30718 Records

Discovery
- Discovered by: Indiana University (Indiana Asteroid Program)
- Discovery site: Goethe Link Obs.
- Discovery date: 14 September 1955

Designations
- Named after: Brenda Records (Indiana manager)
- Alternative designations: 1955 RB_{1} · 1955 TJ 1964 PH · 1978 VN_{13} 2001 KW_{67}
- Minor planet category: main-belt (middle) background

Orbital characteristics
- Epoch 4 September 2017 (JD 2458000.5)
- Uncertainty parameter 0
- Observation arc: 61.44 yr (22,442 days)
- Aphelion: 3.6403 AU
- Perihelion: 1.8894 AU
- Semi-major axis: 2.7649 AU
- Eccentricity: 0.3166
- Orbital period (sidereal): 4.60 yr (1,679 days)
- Mean anomaly: 185.58°
- Mean motion: 0° 12^{m} 51.84^{s} / day
- Inclination: 5.2938°
- Longitude of ascending node: 278.31°
- Argument of perihelion: 54.686°

Physical characteristics
- Mean diameter: 9.219±0.022 km
- Geometric albedo: 0.066±0.010
- Absolute magnitude (H): 14.0

= 30718 Records =

Main-belt asteroid

30718 Records (provisional designation ') is a dark background asteroid from the central region of the asteroid belt, approximately 9 kilometers in diameter. It was discovered on 14 September 1955, by Indiana University's Indiana Asteroid Program at its Goethe Link Observatory near Brooklyn, Indiana, United States. It was the program's final discovery and was named after IU's astronomy staff member Brenda Records.

== Classification and orbit ==
Records is a non-family from the main belt's background population. It orbits the Sun in the central asteroid belt at a distance of 1.9–3.6 AU once every 4 years and 7 months (1,679 days). Its orbit has an eccentricity of 0.32 and an inclination of 5° with respect to the ecliptic. As no precoveries were taken, the body's observation arc begins with its official discovery observation in 1955.

== Physical characteristics ==
According to the survey carried out by the NEOWISE mission of NASA's Wide-field Infrared Survey Explorer, Records measures 9.219 kilometers in diameter and its surface has a low albedo of 0.066.

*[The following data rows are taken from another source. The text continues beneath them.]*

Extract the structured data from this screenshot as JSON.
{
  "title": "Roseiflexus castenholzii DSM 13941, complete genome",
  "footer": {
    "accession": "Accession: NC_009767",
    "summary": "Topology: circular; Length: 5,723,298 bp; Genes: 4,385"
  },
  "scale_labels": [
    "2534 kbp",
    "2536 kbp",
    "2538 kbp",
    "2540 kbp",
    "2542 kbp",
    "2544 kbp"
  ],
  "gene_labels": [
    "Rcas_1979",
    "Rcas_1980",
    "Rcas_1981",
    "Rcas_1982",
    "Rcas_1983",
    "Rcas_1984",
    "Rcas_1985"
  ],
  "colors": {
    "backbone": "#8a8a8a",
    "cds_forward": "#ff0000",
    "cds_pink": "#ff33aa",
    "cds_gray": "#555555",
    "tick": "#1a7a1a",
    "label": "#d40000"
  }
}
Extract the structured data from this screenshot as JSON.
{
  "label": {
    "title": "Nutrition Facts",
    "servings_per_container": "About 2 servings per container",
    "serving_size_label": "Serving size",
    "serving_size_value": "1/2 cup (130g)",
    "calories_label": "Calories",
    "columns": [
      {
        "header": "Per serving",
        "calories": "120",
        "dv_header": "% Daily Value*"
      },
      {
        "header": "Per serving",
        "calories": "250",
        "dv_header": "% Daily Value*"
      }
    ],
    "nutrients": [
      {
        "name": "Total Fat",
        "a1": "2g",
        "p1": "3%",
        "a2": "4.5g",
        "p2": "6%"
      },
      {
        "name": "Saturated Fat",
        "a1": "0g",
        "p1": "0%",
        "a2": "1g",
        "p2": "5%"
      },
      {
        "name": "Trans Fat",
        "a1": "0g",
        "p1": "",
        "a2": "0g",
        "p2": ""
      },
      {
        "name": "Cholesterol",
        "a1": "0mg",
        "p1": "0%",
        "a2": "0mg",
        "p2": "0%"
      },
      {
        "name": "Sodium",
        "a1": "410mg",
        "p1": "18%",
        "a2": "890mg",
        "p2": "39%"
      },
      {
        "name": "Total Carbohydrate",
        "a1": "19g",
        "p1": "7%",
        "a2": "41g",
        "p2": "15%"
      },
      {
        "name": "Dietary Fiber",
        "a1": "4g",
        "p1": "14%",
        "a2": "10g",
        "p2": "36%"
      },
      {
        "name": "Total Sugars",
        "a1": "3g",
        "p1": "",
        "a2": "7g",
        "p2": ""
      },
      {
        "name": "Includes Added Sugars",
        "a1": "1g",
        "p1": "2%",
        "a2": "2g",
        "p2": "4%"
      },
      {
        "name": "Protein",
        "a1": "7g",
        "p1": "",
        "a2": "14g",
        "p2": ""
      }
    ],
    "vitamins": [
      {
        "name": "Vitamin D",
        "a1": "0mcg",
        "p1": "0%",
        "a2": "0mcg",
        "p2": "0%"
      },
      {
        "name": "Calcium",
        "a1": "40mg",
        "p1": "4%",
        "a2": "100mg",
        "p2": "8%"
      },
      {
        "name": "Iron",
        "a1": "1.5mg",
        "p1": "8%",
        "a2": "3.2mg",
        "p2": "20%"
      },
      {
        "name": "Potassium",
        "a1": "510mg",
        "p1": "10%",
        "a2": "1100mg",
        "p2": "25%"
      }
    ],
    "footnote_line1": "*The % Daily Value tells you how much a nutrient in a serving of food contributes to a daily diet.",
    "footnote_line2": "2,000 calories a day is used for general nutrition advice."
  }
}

As of 2018, the asteroid's spectral type, as well as its rotation period and shape remain unknown.

== Naming ==
This minor planet honors Brenda Records (born 1946), who served as office manager for the Indiana University Department of Astronomy for over 20 years. Records was also an administrative assistant to astronomer Frank K. Edmondson, transcribing several of his books. The official naming citation was published by the Minor Planet Center on 24 November 2007 (M.P.C. 61269).